Washington, D.C. has served as the backdrop to some of the most important speeches in American history—from Martin Luther King’s “I Have a Dream,” to Franklin Roosevelt’s stirring call for a declaration of war after Pearl Harbor, to almost every president’s inaugural address (some less memorable than others). The city is also home to monuments and statutes celebrating the memory of men and women who spent their lives fighting for freedom, especially the freedom of speech.


But if you want to show this history off to tourists, you’d better have a license. District law requires tour guides to pass a history test on 14 subjects, covering material from no less than eight different publications, before they can go into business—all for the purpose of “protecting” tourists from misinformation.


In other words, you have to get a “speaking license” from the city.

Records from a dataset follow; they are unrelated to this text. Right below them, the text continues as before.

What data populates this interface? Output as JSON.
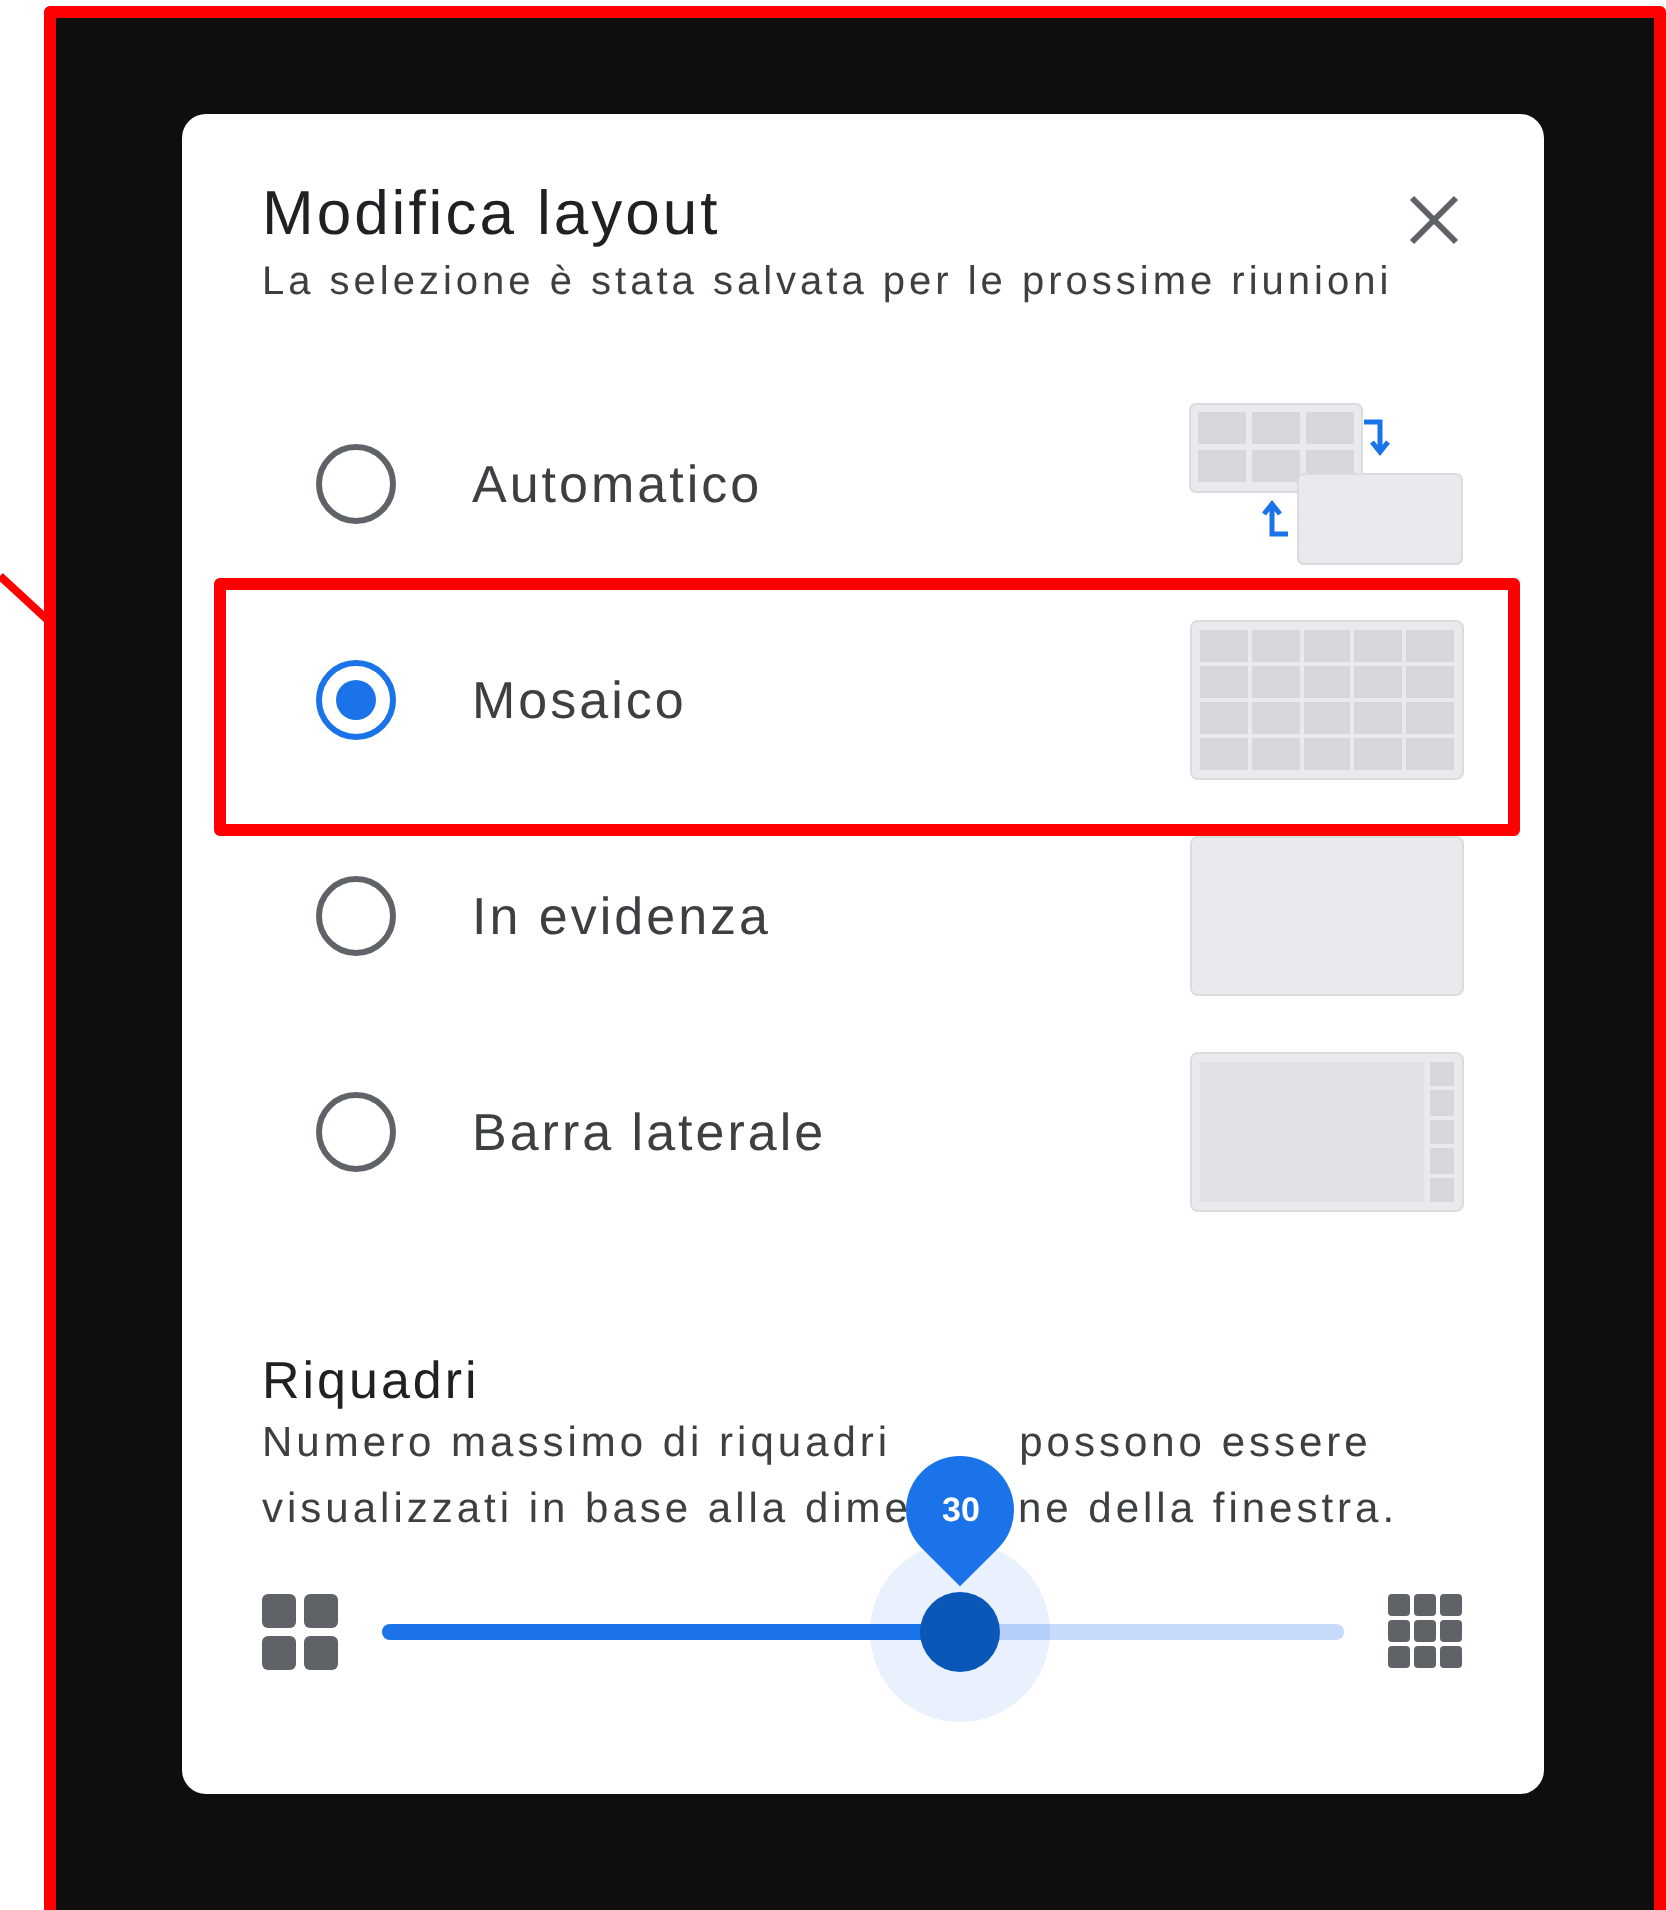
{
  "dialog": {
    "title": "Modifica layout",
    "subtitle": "La selezione è stata salvata per le prossime riunioni",
    "options": [
      {
        "label": "Automatico",
        "kind": "auto",
        "selected": false,
        "highlighted": false
      },
      {
        "label": "Mosaico",
        "kind": "tiles",
        "selected": true,
        "highlighted": true
      },
      {
        "label": "In evidenza",
        "kind": "spotlight",
        "selected": false,
        "highlighted": false
      },
      {
        "label": "Barra laterale",
        "kind": "sidebar",
        "selected": false,
        "highlighted": false
      }
    ],
    "tiles": {
      "title": "Riquadri",
      "description_lines": [
        [
          "Numero massimo di riquadri",
          "possono essere"
        ],
        [
          "visualizzati in base alla dime",
          "ne della finestra."
        ]
      ],
      "slider": {
        "level": 0.6,
        "value": "30"
      }
    }
  }
}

Tonia Edwards and Bill Main operate “Segs in the City,” a company that gives Segway tours of the city’s historical landmarks, and they are unlicensed. Consistent with the history and values of free speech represented by D.C.’s monuments, the Institute for Justice is helping these entrepreneurs challenge the licensing law as an unconstitutional abridgment of First Amendment rights. After losing in district court, the plaintiffs appealed to the U.S. Court of Appeals for the D.C. Circuit.


Joined by First Amendment expert Eugene Volokh, Cato has filed an amicus brief supporting the lawsuit. We argue that the licensing regime is a content-based restraint on speech and therefore must pass the strictest judicial scrutiny (so the government needs a compelling reason for it and has no other way of accomplishing the same goal). The law is a content-based speech regulation in that it is (a) triggered by the content of speech, and (b) justified on the basis of the content that it regulates.

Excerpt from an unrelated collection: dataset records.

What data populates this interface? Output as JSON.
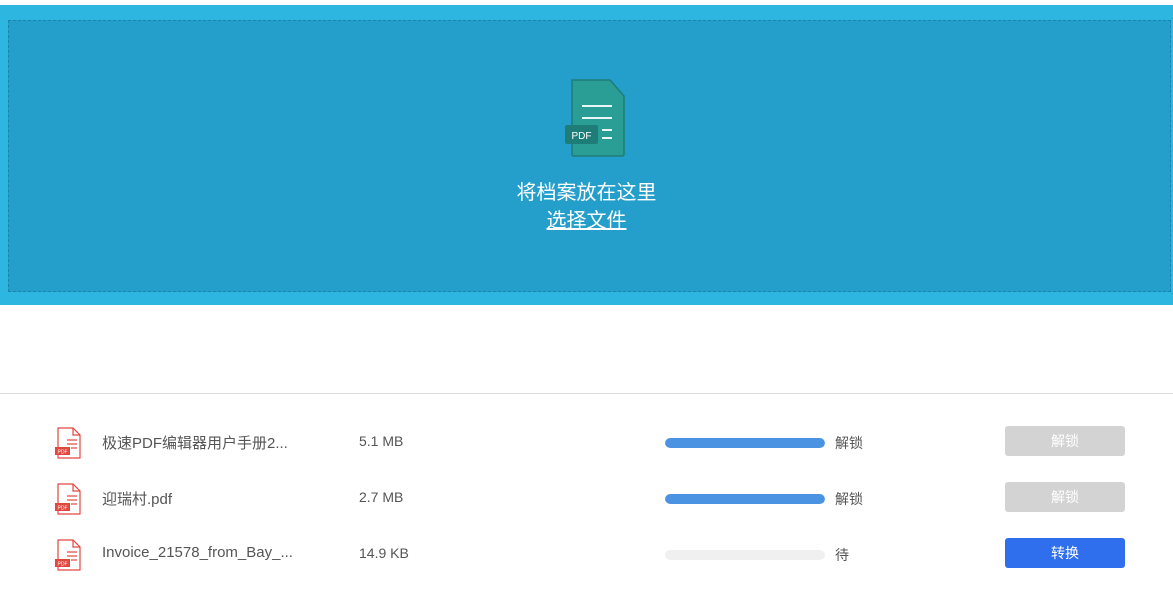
{
  "dropzone": {
    "icon_label": "PDF",
    "title": "将档案放在这里",
    "select_label": "选择文件"
  },
  "files": [
    {
      "name": "极速PDF编辑器用户手册2...",
      "size": "5.1 MB",
      "progress": 1.0,
      "status": "解锁",
      "action": "解锁",
      "action_enabled": false
    },
    {
      "name": "迎瑞村.pdf",
      "size": "2.7 MB",
      "progress": 1.0,
      "status": "解锁",
      "action": "解锁",
      "action_enabled": false
    },
    {
      "name": "Invoice_21578_from_Bay_...",
      "size": "14.9 KB",
      "progress": 0.0,
      "status": "待",
      "action": "转换",
      "action_enabled": true
    }
  ],
  "colors": {
    "dropzone_outer": "#2cb6e0",
    "dropzone_inner": "#249fcb",
    "progress_fill": "#4a93e3",
    "button_primary": "#2f6fee",
    "button_disabled": "#d3d3d3"
  }
}
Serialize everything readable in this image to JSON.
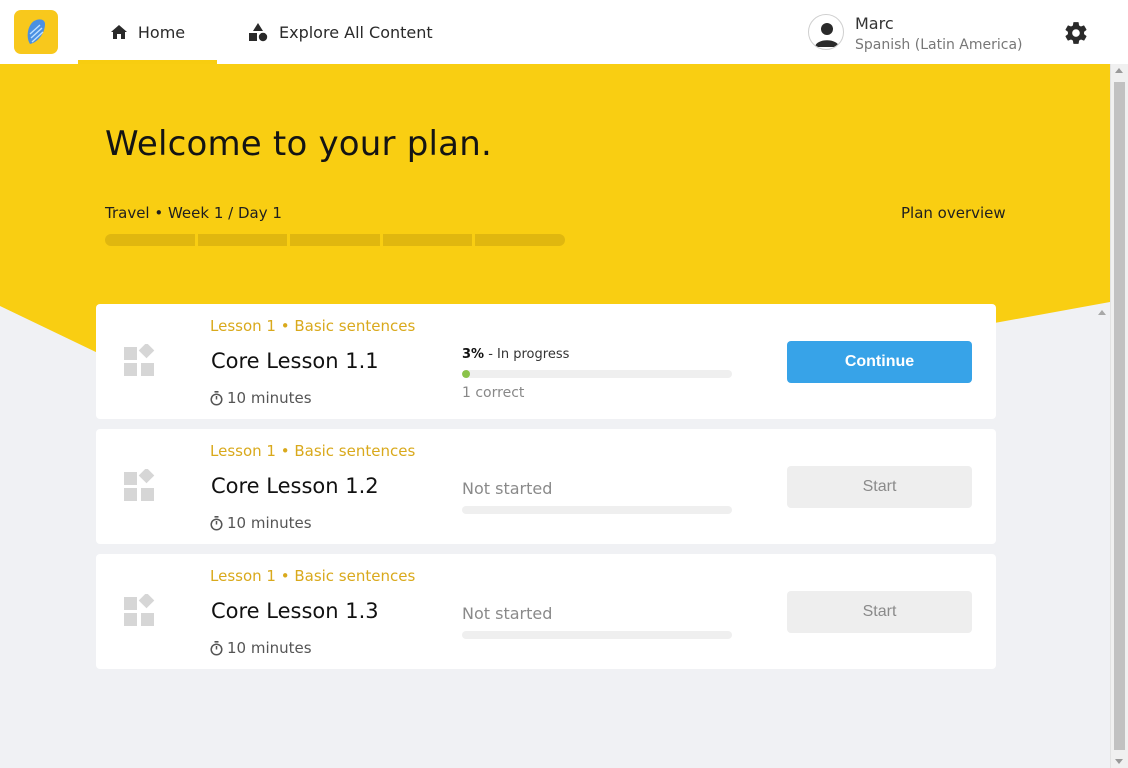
{
  "header": {
    "nav": [
      {
        "label": "Home",
        "icon": "home-icon",
        "active": true
      },
      {
        "label": "Explore All Content",
        "icon": "shapes-icon",
        "active": false
      }
    ],
    "user": {
      "name": "Marc",
      "language": "Spanish (Latin America)"
    },
    "colors": {
      "brand": "#f8c81c",
      "accent_underline": "#f8cd10"
    }
  },
  "hero": {
    "title": "Welcome to your plan.",
    "subtitle": "Travel • Week 1 / Day 1",
    "plan_overview": "Plan overview",
    "week_segments": 5,
    "background": "#f9ce12"
  },
  "lessons": [
    {
      "kicker": "Lesson 1 • Basic sentences",
      "title": "Core Lesson 1.1",
      "duration": "10 minutes",
      "status": "in_progress",
      "percent_label": "3%",
      "status_label": " - In progress",
      "progress": 0.03,
      "note": "1 correct",
      "button": "Continue"
    },
    {
      "kicker": "Lesson 1 • Basic sentences",
      "title": "Core Lesson 1.2",
      "duration": "10 minutes",
      "status": "not_started",
      "status_label": "Not started",
      "progress": 0,
      "button": "Start"
    },
    {
      "kicker": "Lesson 1 • Basic sentences",
      "title": "Core Lesson 1.3",
      "duration": "10 minutes",
      "status": "not_started",
      "status_label": "Not started",
      "progress": 0,
      "button": "Start"
    }
  ]
}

The Supreme Court has repeatedly held that a law regulating the content of speech — as opposed to its location, timing, or manner — is subject to strict scrutiny. The justifications offered for the licensing law explicitly refer to the content of guides’ speech (“misinformation”). That is as much a content-based justification as saying that people need to be protected from hearing “erroneous” political opinions or “controversial” historical theories.

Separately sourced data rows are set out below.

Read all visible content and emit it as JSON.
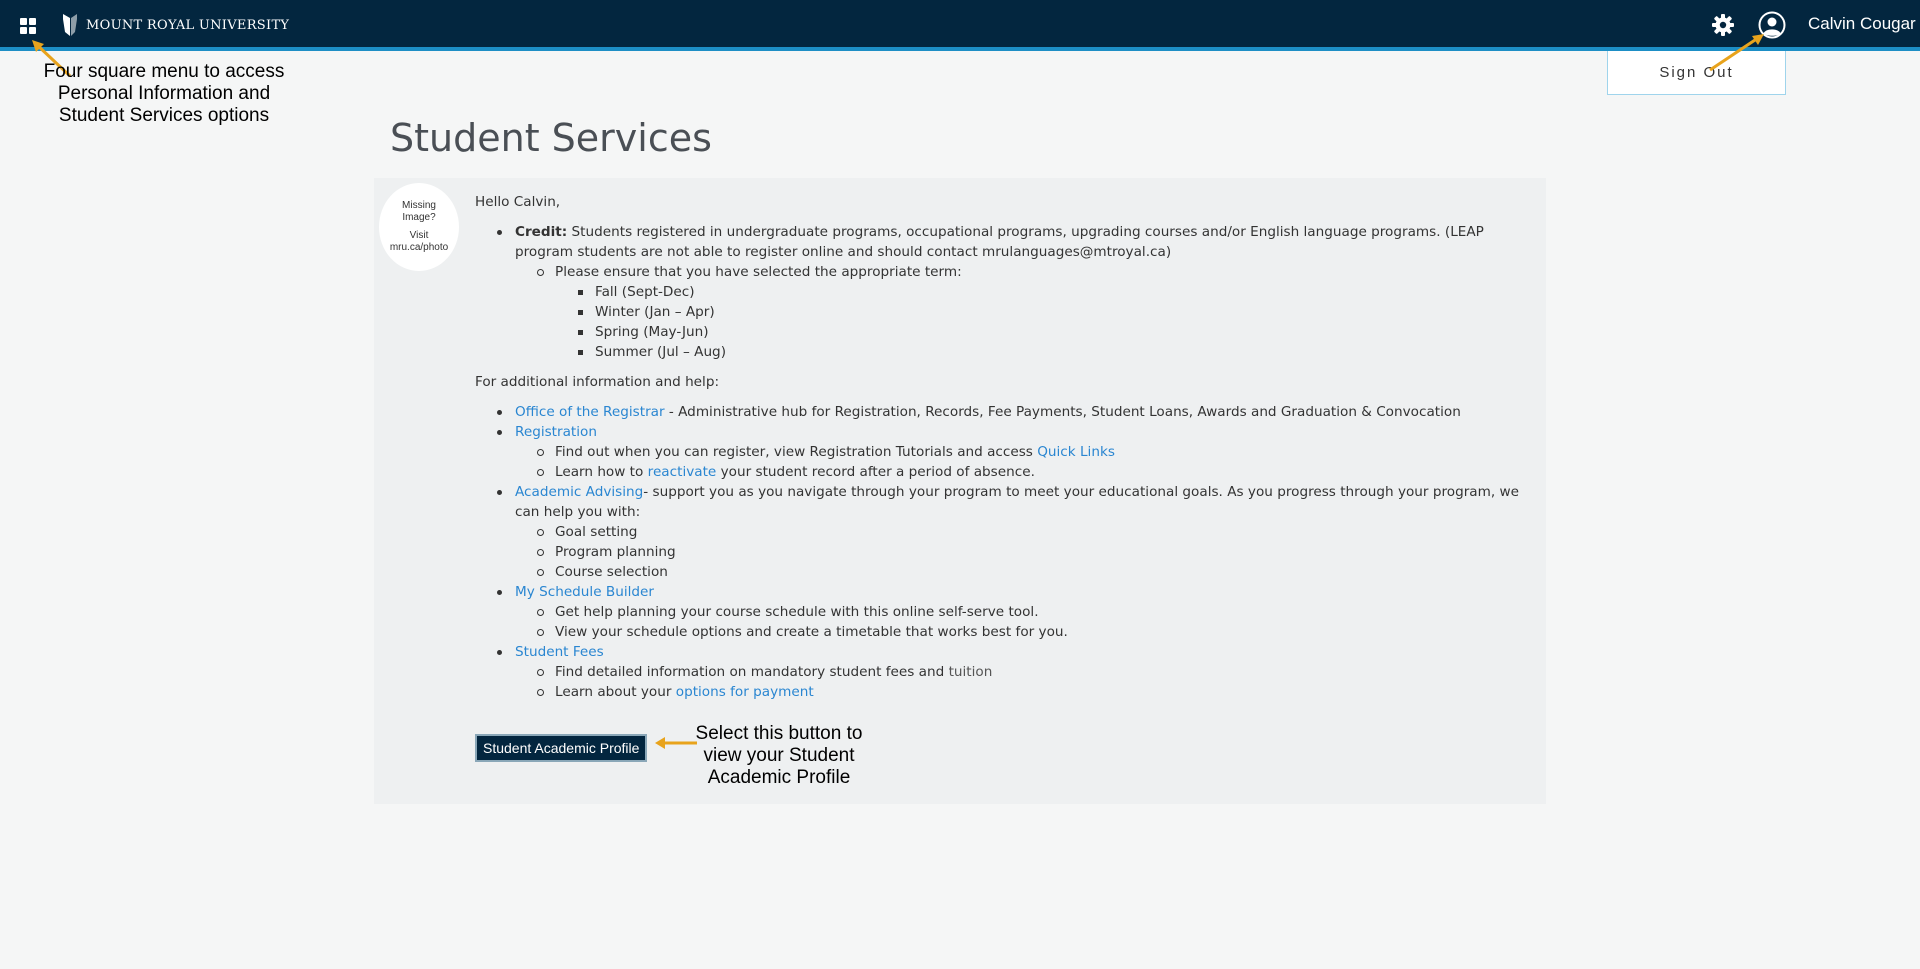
{
  "brand": {
    "name": "MOUNT ROYAL UNIVERSITY"
  },
  "header": {
    "user_name": "Calvin Cougar",
    "sign_out_label": "Sign Out"
  },
  "icons": {
    "menu": "four-square-menu-icon",
    "settings": "gear-icon",
    "user": "user-avatar-icon"
  },
  "annotations": {
    "menu_note": "Four square menu to access Personal Information and Student Services options",
    "button_note": "Select this button to view your Student Academic Profile"
  },
  "page": {
    "title": "Student Services",
    "photo_placeholder": {
      "line1": "Missing Image?",
      "line2": "Visit mru.ca/photo"
    },
    "greeting": "Hello Calvin,",
    "credit_label": "Credit:",
    "credit_text": " Students registered in undergraduate programs, occupational programs, upgrading courses and/or English language programs. (LEAP program students are not able to register online and should contact mrulanguages@mtroyal.ca)",
    "term_intro": "Please ensure that you have selected the appropriate term:",
    "terms": [
      "Fall (Sept-Dec)",
      "Winter (Jan – Apr)",
      "Spring (May-Jun)",
      "Summer (Jul – Aug)"
    ],
    "help_intro": "For additional information and help:",
    "registrar_link": "Office of the Registrar",
    "registrar_text": " - Administrative hub for Registration, Records, Fee Payments, Student Loans, Awards and Graduation & Convocation",
    "registration_link": "Registration",
    "registration_1_text": "Find out when you can register, view Registration Tutorials and access ",
    "quick_links": "Quick Links",
    "registration_2_pre": "Learn how to ",
    "reactivate_link": "reactivate",
    "registration_2_post": " your student record after a period of absence.",
    "advising_link": "Academic Advising",
    "advising_text": "- support you as you navigate through your program to meet your educational goals. As you progress through your program, we can help you with:",
    "advising_items": [
      "Goal setting",
      "Program planning",
      "Course selection"
    ],
    "schedule_link": "My Schedule Builder",
    "schedule_items": [
      "Get help planning your course schedule with this online self-serve tool.",
      "View your schedule options and create a timetable that works best for you."
    ],
    "fees_link": "Student Fees",
    "fees_1_text": "Find detailed information on mandatory student fees and ",
    "tuition_link": "tuition",
    "fees_2_text": "Learn about your ",
    "payment_link": "options for payment",
    "profile_button": "Student Academic Profile"
  },
  "colors": {
    "topbar": "#03263f",
    "accent": "#1d8ec5",
    "link": "#2a86d1",
    "annotation_arrow": "#e8a31c"
  }
}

Finally, we argue that tour guides are not members of a “profession,” such as lawyers, doctors, and accountants, which could merit less First Amendment protection in order to protect the public from harm. Unlike those professions, tour guides don’t have intimate relations with clients. Instead, like most businesses, they simply have customers. The government cannot possibly require authors, public lecturers, or documentary filmmakers to get licensed in order to protect the public from “misinformation,” and it has no more basis for licensing tour guides.